Question

Check whether the following pair of linear equations are consistent or inconsistent.
3x + 2y = 5, 2x - 3y = 7.

Answer 1

Hint: For checking whether the pair of linear equations are consistent or inconsistent, we try to obtain values of x and y. If both x and y have a unique value then the system is consistent.

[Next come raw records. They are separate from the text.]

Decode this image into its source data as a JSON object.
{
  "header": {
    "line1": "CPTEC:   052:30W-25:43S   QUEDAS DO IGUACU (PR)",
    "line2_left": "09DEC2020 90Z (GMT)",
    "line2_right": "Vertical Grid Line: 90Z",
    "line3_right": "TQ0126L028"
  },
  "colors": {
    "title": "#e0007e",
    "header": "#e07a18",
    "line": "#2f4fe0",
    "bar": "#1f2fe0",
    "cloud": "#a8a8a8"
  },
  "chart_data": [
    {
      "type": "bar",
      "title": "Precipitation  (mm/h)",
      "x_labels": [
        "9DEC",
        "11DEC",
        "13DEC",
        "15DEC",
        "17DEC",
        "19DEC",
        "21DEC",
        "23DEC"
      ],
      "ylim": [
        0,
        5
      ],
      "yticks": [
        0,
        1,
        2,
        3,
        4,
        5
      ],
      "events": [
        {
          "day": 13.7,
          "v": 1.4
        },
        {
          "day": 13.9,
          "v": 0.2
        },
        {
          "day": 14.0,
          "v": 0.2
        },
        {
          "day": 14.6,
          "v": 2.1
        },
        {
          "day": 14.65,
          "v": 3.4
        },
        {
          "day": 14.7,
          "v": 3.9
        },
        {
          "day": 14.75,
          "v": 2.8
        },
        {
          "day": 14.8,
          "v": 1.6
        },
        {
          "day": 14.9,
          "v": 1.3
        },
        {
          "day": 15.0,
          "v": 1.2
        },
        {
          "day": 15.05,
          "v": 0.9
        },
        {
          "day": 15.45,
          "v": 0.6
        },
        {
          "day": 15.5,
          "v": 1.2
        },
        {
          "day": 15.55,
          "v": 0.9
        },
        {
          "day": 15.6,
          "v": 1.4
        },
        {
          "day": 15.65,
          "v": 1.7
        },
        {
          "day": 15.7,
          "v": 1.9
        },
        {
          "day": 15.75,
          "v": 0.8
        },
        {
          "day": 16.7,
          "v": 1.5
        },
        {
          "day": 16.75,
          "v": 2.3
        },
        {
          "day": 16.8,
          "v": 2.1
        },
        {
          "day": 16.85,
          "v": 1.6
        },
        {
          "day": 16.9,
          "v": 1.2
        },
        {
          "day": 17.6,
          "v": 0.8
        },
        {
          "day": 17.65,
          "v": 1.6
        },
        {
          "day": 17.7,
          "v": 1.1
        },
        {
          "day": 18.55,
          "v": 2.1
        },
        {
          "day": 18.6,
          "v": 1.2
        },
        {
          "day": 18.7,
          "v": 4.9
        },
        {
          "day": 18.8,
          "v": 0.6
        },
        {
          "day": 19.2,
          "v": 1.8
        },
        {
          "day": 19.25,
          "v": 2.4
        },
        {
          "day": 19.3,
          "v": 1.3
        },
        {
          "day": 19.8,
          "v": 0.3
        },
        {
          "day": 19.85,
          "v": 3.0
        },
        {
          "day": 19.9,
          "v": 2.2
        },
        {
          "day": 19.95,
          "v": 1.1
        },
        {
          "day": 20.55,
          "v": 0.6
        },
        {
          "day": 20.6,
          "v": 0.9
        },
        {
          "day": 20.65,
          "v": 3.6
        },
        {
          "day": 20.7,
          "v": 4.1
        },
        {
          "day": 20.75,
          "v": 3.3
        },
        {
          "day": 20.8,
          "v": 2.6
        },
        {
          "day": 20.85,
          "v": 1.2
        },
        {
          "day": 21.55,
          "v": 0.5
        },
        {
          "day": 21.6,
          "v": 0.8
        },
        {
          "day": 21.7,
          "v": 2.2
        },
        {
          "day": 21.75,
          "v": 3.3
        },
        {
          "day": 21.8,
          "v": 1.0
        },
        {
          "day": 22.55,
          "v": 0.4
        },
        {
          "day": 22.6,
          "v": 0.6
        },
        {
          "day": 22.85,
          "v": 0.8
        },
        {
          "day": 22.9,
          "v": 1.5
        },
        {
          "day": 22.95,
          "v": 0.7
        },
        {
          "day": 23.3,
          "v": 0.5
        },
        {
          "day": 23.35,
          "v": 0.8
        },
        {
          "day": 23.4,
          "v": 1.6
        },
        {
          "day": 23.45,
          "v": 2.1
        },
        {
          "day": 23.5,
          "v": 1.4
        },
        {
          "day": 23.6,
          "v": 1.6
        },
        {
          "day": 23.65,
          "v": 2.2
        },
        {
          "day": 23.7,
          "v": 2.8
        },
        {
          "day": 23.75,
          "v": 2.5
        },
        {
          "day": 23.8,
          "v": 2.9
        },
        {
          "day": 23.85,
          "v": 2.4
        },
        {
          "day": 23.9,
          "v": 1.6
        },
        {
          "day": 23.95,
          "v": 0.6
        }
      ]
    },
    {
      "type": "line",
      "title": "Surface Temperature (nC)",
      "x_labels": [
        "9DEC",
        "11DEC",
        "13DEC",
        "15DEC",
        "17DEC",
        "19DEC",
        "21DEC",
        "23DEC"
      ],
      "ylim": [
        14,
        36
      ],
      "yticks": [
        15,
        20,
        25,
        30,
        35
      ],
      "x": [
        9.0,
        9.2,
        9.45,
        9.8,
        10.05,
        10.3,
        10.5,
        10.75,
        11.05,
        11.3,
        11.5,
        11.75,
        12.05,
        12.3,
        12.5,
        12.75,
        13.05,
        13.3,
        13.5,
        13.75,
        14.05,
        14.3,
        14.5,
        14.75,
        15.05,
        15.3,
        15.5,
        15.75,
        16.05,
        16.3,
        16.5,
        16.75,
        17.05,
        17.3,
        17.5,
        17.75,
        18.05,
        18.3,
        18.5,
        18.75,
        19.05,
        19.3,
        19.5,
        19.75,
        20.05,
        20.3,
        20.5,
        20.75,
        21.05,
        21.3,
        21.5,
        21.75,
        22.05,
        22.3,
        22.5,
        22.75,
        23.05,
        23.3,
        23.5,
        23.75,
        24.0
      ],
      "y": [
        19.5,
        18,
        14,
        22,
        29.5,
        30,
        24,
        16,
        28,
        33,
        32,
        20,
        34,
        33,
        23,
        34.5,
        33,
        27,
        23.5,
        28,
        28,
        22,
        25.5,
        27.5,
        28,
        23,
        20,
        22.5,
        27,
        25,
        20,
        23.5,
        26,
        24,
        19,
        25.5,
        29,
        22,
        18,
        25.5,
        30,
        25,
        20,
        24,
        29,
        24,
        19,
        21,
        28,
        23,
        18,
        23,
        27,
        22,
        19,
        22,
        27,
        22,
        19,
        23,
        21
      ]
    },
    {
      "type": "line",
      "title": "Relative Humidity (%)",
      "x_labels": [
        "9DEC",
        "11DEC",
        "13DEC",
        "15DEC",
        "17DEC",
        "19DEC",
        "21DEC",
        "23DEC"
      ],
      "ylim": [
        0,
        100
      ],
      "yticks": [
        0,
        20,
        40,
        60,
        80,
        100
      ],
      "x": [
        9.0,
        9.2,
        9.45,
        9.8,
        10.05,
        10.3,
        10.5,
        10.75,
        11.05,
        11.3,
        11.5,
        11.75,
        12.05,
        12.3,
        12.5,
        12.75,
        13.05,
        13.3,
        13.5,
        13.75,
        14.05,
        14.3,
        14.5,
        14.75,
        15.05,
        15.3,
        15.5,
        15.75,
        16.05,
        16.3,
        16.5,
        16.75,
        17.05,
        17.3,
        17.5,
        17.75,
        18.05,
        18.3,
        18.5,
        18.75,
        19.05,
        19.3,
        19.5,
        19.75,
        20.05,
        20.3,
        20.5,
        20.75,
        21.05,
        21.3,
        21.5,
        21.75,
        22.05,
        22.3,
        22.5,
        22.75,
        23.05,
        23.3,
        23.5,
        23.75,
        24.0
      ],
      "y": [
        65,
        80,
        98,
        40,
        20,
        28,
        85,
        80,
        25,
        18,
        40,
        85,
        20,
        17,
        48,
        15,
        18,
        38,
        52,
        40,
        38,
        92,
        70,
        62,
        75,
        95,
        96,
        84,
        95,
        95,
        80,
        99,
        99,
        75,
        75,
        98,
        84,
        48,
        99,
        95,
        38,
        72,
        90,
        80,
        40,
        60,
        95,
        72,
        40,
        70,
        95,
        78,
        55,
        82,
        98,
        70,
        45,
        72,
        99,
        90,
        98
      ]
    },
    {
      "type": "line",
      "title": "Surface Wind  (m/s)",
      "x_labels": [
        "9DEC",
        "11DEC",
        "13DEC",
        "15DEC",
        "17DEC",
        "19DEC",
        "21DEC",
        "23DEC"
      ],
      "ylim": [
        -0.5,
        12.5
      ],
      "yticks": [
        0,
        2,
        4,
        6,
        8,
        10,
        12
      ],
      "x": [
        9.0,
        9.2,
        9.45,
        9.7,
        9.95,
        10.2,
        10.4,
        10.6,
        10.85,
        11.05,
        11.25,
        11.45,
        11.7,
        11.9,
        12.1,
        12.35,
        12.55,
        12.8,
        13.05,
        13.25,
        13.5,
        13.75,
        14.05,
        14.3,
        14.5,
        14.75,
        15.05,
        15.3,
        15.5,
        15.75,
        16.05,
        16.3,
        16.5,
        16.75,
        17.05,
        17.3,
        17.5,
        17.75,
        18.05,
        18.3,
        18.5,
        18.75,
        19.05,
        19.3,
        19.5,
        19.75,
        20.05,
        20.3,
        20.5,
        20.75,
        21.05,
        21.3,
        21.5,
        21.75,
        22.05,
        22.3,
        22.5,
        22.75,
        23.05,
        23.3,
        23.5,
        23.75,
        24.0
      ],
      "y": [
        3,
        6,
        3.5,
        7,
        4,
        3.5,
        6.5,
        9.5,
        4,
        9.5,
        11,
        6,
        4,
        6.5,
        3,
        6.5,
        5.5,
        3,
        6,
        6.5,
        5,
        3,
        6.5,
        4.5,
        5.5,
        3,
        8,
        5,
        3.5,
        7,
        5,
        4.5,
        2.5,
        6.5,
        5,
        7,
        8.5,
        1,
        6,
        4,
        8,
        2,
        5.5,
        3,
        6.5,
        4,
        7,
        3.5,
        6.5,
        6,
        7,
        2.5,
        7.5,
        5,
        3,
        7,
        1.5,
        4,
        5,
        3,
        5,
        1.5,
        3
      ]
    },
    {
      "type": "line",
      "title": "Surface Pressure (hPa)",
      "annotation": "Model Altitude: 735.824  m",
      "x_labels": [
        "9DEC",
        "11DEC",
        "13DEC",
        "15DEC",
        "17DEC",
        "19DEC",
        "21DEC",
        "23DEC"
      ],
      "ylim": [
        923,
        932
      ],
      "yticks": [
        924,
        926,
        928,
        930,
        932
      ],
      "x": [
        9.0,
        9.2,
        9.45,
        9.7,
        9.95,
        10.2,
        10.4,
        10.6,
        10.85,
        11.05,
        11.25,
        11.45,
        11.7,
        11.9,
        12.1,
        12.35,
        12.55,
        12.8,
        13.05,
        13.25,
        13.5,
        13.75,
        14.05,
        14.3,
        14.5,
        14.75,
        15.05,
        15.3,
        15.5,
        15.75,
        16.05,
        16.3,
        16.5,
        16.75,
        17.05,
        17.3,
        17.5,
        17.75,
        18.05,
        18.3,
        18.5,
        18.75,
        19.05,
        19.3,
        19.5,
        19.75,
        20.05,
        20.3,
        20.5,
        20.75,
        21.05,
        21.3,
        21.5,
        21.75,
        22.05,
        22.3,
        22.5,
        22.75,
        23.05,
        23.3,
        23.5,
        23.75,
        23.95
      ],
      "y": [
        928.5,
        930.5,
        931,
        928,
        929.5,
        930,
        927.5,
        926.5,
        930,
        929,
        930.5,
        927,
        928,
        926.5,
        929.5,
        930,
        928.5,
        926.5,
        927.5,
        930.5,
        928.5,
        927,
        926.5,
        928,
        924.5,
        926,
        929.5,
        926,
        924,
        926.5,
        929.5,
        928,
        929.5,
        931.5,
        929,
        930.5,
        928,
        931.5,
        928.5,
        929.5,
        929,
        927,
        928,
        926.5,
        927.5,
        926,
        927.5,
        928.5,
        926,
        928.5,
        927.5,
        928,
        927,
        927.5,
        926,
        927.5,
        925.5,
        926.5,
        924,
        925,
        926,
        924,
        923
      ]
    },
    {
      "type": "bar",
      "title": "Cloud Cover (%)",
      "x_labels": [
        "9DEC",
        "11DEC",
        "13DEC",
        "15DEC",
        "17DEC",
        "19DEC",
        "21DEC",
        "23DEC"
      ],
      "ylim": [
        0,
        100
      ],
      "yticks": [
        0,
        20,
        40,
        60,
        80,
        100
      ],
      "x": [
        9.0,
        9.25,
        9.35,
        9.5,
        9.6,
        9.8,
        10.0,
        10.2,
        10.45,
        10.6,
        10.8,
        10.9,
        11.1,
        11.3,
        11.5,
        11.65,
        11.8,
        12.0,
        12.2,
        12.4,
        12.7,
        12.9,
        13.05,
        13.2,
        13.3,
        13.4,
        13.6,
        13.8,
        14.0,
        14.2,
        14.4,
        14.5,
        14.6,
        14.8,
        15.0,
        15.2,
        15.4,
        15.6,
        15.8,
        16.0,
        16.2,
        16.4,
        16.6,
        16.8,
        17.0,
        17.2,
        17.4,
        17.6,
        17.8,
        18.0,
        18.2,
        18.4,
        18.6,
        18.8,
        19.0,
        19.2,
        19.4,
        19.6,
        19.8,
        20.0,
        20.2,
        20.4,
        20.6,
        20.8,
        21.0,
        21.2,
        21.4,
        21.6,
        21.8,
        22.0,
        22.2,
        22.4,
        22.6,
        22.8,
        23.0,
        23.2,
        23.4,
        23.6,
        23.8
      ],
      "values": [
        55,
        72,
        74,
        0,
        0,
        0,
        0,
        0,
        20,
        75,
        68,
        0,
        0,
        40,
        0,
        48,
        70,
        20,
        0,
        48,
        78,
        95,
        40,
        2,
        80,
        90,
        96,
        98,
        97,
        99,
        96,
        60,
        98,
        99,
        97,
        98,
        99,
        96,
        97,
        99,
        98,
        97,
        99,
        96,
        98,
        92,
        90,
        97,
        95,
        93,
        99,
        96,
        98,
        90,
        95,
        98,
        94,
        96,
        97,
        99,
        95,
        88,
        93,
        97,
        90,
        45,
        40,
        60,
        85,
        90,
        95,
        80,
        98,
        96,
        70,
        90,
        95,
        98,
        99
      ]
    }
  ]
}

The system becomes inconsistent when there exist no values of x and y that satisfy both the equations.

Complete step-by-step answer:
According to the given system of equations, we assign equations corresponding to the expression.
Let the first expression be: $3x+2y=5\ldots (1)$
The second expression will be: $2x-3y=7\ldots (2)$
Now, we try to eliminate one of the variables x or y by using both the equations.
To do so, we multiply the equation (1) with 3 and multiply the equation (2) with 2.
$\begin{align}
  & \left( 3x+2y=5 \right)\times 3 \\
 & 9x+6y=15\ldots (3) \\
 & \left( 2x-3y=7 \right)\times 2 \\
 & 4x-6y=14\ldots (4) \\
\end{align}$
Since both the equations have the same value of y, it can be eliminated. Now, adding equation (3) and (4), we get
$\begin{align}
  & 9x+6y-15+\left( 4x-6y-14 \right)=0 \\
 & 9x+4x+6y+6y-15-14=0 \\
 & 13x-29=0 \\
 & x=\dfrac{29}{13} \\
\end{align}$
So, the obtained value of x is $\dfrac{29}{13}$.
Putting the value of x in equation 1, we get
$\begin{align}
  & 3\times \dfrac{29}{13}+2y=5 \\
 & 2y=5-\dfrac{87}{13} \\
 & 2y=\dfrac{65-87}{13} \\
 & 2y=-\dfrac{22}{13} \\
 & y=-\dfrac{11}{13} \\
\end{align}$
Hence, the value of y is $-\dfrac{11}{13}$.
Since there exists a unique value of x and y, therefore the system is consistent.

Note: This problem can alternatively be solved by using the coefficient analysis method for determination of consistent system. In this method the coefficients of x and y i.e. a and b, are compare and if the condition \[\dfrac{{{a}_{1}}}{{{a}_{2}}}\ne \dfrac{{{b}_{1}}}{{{b}_{2}}}\] is satisfied, then the system is consistent.